We can see this in the breakdown of unemployed workers by the reason they report being unemployed. A large fraction of the increase in unemployment comes from unemployed new entrants and reentrants. When unemployment increases among those, it’s a hiring problem, not a firing problem. The gradual increase in unemployed “permanent job losers” also likely represents a hiring problem (permanent job losers are slower to find new jobs, rather than more people permanently losing jobs).

Wage Growth Remains Solid, For Now
While wage growth has steadily declined from its peaks a few years ago, but still remains in a relatively strong range between 3.5% and 4.0%. Short-term wage growth has even picked up somewhat over the second half of this year.

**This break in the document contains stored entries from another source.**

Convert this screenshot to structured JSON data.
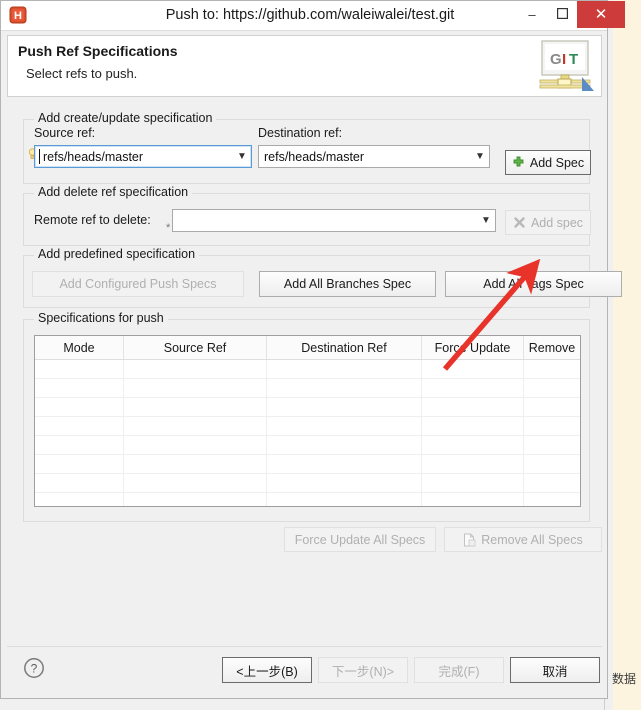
{
  "window": {
    "title": "Push to: https://github.com/waleiwalei/test.git",
    "app_icon": "h-app-icon",
    "minimize_label": "–",
    "maximize_label": "❑",
    "close_label": "✕",
    "close_color": "#cd3b3b"
  },
  "header": {
    "title": "Push Ref Specifications",
    "subtitle": "Select refs to push.",
    "logo": "git-logo",
    "logo_letters": [
      "G",
      "I",
      "T"
    ],
    "logo_colors": [
      "#8a8a8a",
      "#c0392b",
      "#2e8b57"
    ]
  },
  "create_group": {
    "legend": "Add create/update specification",
    "source_label": "Source ref:",
    "source_value": "refs/heads/master",
    "destination_label": "Destination ref:",
    "destination_value": "refs/heads/master",
    "add_spec_label": "Add Spec",
    "add_spec_icon": "green-plus-icon"
  },
  "delete_group": {
    "legend": "Add delete ref specification",
    "remote_label": "Remote ref to delete:",
    "remote_value": "",
    "remote_placeholder": "",
    "add_spec_label": "Add spec",
    "add_spec_icon": "gray-x-icon",
    "add_spec_enabled": false
  },
  "predefined_group": {
    "legend": "Add predefined specification",
    "buttons": [
      {
        "label": "Add Configured Push Specs",
        "enabled": false
      },
      {
        "label": "Add All Branches Spec",
        "enabled": true
      },
      {
        "label": "Add All Tags Spec",
        "enabled": true
      }
    ]
  },
  "specs_group": {
    "legend": "Specifications for push",
    "columns": [
      "Mode",
      "Source Ref",
      "Destination Ref",
      "Force Update",
      "Remove"
    ],
    "rows": [],
    "empty_row_count": 8,
    "force_update_all_label": "Force Update All Specs",
    "force_update_all_enabled": false,
    "remove_all_label": "Remove All Specs",
    "remove_all_icon": "remove-document-icon",
    "remove_all_enabled": false
  },
  "footer": {
    "help_icon": "question-mark-icon",
    "buttons": [
      {
        "label": "<上一步(B)",
        "enabled": true
      },
      {
        "label": "下一步(N)>",
        "enabled": false
      },
      {
        "label": "完成(F)",
        "enabled": false
      },
      {
        "label": "取消",
        "enabled": true
      }
    ]
  },
  "annotation": {
    "arrow_color": "#e8332a",
    "points_to": "Add Spec"
  },
  "background": {
    "partial_text": "数据"
  }
}
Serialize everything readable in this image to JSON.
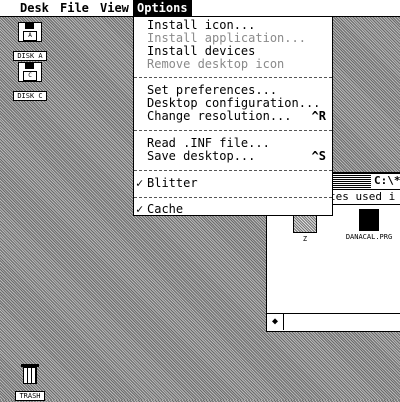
{
  "menubar": {
    "items": [
      {
        "label": "Desk"
      },
      {
        "label": "File"
      },
      {
        "label": "View"
      },
      {
        "label": "Options"
      }
    ]
  },
  "desktop": {
    "icons": [
      {
        "label": "DISK A",
        "tag": "A",
        "icon": "floppy-disk-icon"
      },
      {
        "label": "DISK C",
        "tag": "C",
        "icon": "floppy-disk-icon"
      }
    ],
    "trash": {
      "label": "TRASH",
      "icon": "trash-icon"
    }
  },
  "options_menu": {
    "items": [
      {
        "label": "Install icon...",
        "enabled": true,
        "shortcut": "",
        "checked": false
      },
      {
        "label": "Install application...",
        "enabled": false,
        "shortcut": "",
        "checked": false
      },
      {
        "label": "Install devices",
        "enabled": true,
        "shortcut": "",
        "checked": false
      },
      {
        "label": "Remove desktop icon",
        "enabled": false,
        "shortcut": "",
        "checked": false
      },
      {
        "label": "Set preferences...",
        "enabled": true,
        "shortcut": "",
        "checked": false
      },
      {
        "label": "Desktop configuration...",
        "enabled": true,
        "shortcut": "",
        "checked": false
      },
      {
        "label": "Change resolution...",
        "enabled": true,
        "shortcut": "^R",
        "checked": false
      },
      {
        "label": "Read .INF file...",
        "enabled": true,
        "shortcut": "",
        "checked": false
      },
      {
        "label": "Save desktop...",
        "enabled": true,
        "shortcut": "^S",
        "checked": false
      },
      {
        "label": "Blitter",
        "enabled": true,
        "shortcut": "",
        "checked": true
      },
      {
        "label": "Cache",
        "enabled": true,
        "shortcut": "",
        "checked": true
      }
    ],
    "check_mark": "✓"
  },
  "window": {
    "title": "C:\\*",
    "info": "tes used i",
    "files": [
      {
        "name": "Z",
        "type": "folder",
        "icon": "folder-icon"
      },
      {
        "name": "DANACAL.PRG",
        "type": "program",
        "icon": "program-icon"
      }
    ],
    "scroll_left_arrow": "◆"
  }
}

However, the prospects for future wage growth are not great. Posted wage growth is at its lowest point since 2020, with posted wage growth declining from nearly 3.5% earlier this year to just 2.3% in the latest release of the Indeed Hiring Lab's data. Given the low hiring rates and job turnover, this may take a while to filter into realized wage growth.

Between slowing absolute job growth (due to lower immigration) and the threat of slower wage growth, it's hard to see where strength in labor income (which fuels consumption) might come from in 2026. Aggregate weekly payrolls growth fell to a cycle low of 4.29% in December, somewhat below its levels in the late-2010s.
Payroll Growth is Limited to A Few Sectors
For months, we’ve been highlighting the risk that payroll employment growth is limited to an increasingly narrow set of sectors, mostly services that are known for being less cyclical sensitive than goods-producing and construction sectors. Now, even those acyclical sectors are starting to show weakness.

Most of the slowdown in the past three months has to do with the government shutdown. However, even the last remaining jobs powerhouse, education and health services, has slowed this year.

Meanwhile, despite the promised manufacturing boom, manufacturing jobs have steadily declined this year, starting right about when tariffs were announced.

Don’t Expect a Rate Cut Any Time Soon
The jobs data from December kills any chance of a cut at the January meeting, and raises the bar for a cut in March. The Fedspeak from even doves like Paulson has leaned against a cut any time soon. The fall in the unemployment rate will give the Fed reason to think it can take the time for an extended pause.
While inflation is still elevated and they wait for clarity around how much companies will continue tariff pass-through in 2026, they are unlikely to cut further without further visible deterioration in the labor market. This month’s job data doesn’t have that visible deterioration, and it will take a few bad job reports for the Committee to be convinced that they haven’t done enough to prevent a sharper deterioration.